On Nov. 19, 2002, Lemon and Weissenbach presented a petition signed by hundreds of citizens asking, among other things, that Washington County reopen the building for public use.

But that couldn't happen immediately because the building needs repair. Among other things, the roof leaks and the building isn't in compliance with the Americans With Disabilities Act. The good news is that it won't cost a fortune to rehabilitate the building or to operate it.

A re-use memorandum done by Gary Rohrer, the county's Director of Public Works, said that the roof could be fixed for only $250. Other needed repairs and upgrades would cost just a bit under $18,000. As for operating the building, Rohrer's memo estimated that cost at $24,300 a year.
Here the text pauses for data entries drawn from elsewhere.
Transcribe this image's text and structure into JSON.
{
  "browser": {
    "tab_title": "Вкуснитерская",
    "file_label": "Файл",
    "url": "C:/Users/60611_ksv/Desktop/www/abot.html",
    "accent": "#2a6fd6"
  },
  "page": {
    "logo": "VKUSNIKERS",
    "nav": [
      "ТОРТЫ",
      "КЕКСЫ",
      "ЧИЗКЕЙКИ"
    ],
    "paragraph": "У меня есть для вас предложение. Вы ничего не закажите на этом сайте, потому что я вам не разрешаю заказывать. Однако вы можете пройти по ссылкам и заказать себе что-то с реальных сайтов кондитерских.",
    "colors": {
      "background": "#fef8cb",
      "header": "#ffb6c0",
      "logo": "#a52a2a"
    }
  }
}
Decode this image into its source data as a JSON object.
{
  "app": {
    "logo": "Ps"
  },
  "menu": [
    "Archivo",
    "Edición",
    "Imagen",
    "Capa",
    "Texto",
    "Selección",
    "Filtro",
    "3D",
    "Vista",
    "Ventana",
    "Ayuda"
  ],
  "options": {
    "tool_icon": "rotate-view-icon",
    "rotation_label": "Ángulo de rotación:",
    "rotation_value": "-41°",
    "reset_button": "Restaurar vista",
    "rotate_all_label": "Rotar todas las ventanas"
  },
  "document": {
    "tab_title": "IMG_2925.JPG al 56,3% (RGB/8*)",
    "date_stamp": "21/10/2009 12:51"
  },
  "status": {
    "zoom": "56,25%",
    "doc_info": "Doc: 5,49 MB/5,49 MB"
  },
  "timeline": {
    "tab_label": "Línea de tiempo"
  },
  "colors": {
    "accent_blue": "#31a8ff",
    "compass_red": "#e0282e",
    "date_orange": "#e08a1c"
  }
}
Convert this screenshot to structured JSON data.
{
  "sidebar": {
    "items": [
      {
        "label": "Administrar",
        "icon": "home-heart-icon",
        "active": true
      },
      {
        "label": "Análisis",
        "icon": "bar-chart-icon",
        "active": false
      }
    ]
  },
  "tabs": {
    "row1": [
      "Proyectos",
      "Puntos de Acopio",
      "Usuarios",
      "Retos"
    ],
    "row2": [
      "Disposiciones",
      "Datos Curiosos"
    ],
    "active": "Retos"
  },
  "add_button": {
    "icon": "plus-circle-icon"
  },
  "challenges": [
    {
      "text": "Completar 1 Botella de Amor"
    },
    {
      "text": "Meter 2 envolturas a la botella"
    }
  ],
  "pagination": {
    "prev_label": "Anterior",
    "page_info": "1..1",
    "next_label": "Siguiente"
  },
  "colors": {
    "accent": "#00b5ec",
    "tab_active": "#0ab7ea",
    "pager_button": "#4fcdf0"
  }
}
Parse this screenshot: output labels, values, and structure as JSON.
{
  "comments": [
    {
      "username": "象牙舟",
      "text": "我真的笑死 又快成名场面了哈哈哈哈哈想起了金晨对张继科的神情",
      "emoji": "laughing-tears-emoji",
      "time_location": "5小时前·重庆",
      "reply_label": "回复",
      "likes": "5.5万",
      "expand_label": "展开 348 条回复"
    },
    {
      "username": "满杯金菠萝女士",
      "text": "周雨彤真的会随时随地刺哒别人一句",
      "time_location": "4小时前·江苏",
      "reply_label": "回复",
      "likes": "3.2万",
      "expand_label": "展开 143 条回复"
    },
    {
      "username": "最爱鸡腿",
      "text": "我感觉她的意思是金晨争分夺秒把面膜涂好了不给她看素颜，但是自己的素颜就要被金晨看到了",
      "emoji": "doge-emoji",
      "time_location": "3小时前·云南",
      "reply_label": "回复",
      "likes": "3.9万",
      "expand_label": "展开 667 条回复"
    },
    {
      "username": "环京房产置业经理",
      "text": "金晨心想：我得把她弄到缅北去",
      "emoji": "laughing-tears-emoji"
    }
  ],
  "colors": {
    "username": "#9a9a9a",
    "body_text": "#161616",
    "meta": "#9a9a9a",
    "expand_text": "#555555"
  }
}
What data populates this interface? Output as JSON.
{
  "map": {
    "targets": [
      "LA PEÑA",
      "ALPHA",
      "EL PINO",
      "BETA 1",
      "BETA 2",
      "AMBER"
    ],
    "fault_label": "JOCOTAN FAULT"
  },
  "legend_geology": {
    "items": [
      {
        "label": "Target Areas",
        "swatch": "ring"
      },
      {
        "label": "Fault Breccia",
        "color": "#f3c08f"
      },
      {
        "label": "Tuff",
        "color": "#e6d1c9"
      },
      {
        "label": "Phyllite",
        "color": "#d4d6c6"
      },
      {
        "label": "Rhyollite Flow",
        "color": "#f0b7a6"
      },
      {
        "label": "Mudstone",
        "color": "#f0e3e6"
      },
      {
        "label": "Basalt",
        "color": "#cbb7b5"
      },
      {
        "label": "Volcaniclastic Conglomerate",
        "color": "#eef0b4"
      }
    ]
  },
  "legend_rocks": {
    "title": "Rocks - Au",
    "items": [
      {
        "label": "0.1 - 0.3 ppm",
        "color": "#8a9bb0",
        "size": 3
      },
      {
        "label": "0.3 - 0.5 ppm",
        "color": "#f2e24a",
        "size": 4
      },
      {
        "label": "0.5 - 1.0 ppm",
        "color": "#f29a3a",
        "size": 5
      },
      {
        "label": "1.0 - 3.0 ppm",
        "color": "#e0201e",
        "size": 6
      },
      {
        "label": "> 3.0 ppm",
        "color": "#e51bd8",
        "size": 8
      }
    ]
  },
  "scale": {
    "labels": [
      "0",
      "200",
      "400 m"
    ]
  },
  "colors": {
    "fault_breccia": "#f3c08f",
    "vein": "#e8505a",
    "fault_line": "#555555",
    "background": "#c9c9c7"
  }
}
That amount, however, does not include on-site staffing.

Some arrangement for that must be made because in their Sept. 9 meeting, the PMDC decided to direct all requests for public use of the facilities to the county commissioners. The minutes of that meeting made it clear that many PMDC board members felt that it wasn't their job to provide "service to the public in any capacity."

Lemon and Wiessenbach disagree, saying Department of Defense guidelines require organizations like PMDC to work with the surrounding communities.

Let's assume, however, that there are no such guidelines and no obligation to cooperate with local citizens. Cooperation still makes good sense, for a number of reasons.

If you're showing the facility to business prospects, wouldn't it be better for them to see a working gymnasium that the community - and possibly their own children - could use in the evenings, and their own employees during the day?

And given that there's been some vandalism on the base, doesn't it make sense to have more "eyes on the street" in the form of parents and youths on their way to and from ball games?

(The same logic would seem to apply to the fort's firing range, which was put off-limits to local police because local departments declined to pay a $3,000-per-month charge.)

And since Wivell said Tuesday the gym's exterior needs some work, why not give it to a community group with the proviso that its members spruce up the exterior at their cost?

But the best reason to do what Wivell suggested comes from Carrie Gouff, president of CSL youth basketball. Gouff, who supported the effort to get use of the gym last November, has had to start CSL's season without that valuable space.

The result: Gouff said the teams for which they had gym space filled up and 25 children had to be turned away. That's not a lot of children, but Gouff also said the school facilities they're using now are so tightly scheduled that there's no time for practices. And practice is where players learn basic skills, without the pressure they face in a game.

Lemon and Weissenbach are only two citizens and in a recent meeting with them, Weissenbach told me that even some in the Cascade community don't agree with his approach.

But as former Commissioner Paul Swartz said on an entirely different topic, if you don't ask, you're not going to get anything. And Lemon and Weissenbach aren't asking for themselves, but for the community. Here's hoping Wivell's idea is the first of many that gets PMDC and the Cascade community working together, instead of at cross purposes.

Bob Maginnis is editorial page editor of The Herald-Mail newspapers.